Among the most compelling and practicable use cases for GenAI technology has been in supporting and fast-tracking the Suncorp Bank integration process – one that involves the absorption of more than 3,000 employees and 1.2 million customers of the Queensland-headquartered bank.
ANZ said it has been using GenAI to expedite the otherwise tedious and manual process of “normalising” documentation (including policies, standards and risk documentation) between the institutions.
“Traditionally, businesses would have completed this process manually, making it costly and open to human error.
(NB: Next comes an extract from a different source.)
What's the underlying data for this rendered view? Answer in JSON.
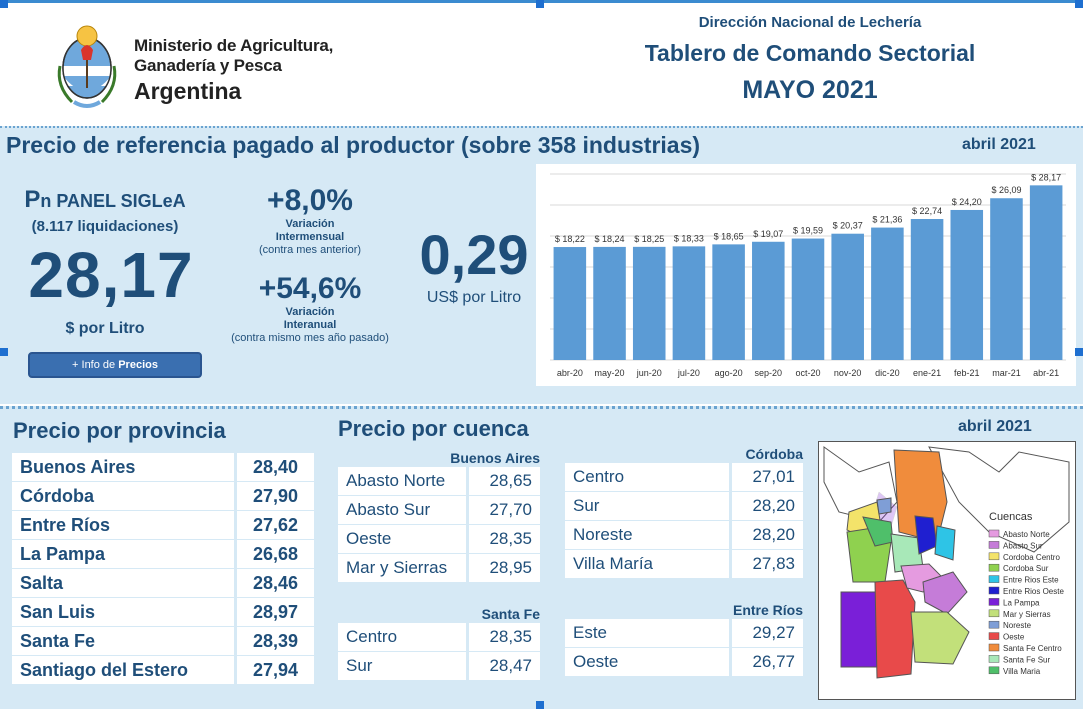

But by using generative AI tools like Copilot, the banking group is making this process faster, while driving greater consistency and accuracy,” Microsoft wrote.
According to ANZ CIO of group services, technology Jo Hayes, the bank has increased the efficiency of this process by 80 per cent using generative AI, “saving us a huge amount of person-hours and increasing our consistency significantly”.
Florian concluded: “The result [of leveraging GenAI] is going to be a very different banking experience, where we can help our customers to improve their financial wellbeing in a sustainable way, for our employees equally though, it’s going to be around being able to enjoy and thrive and develop in areas that people want to focus with their work.”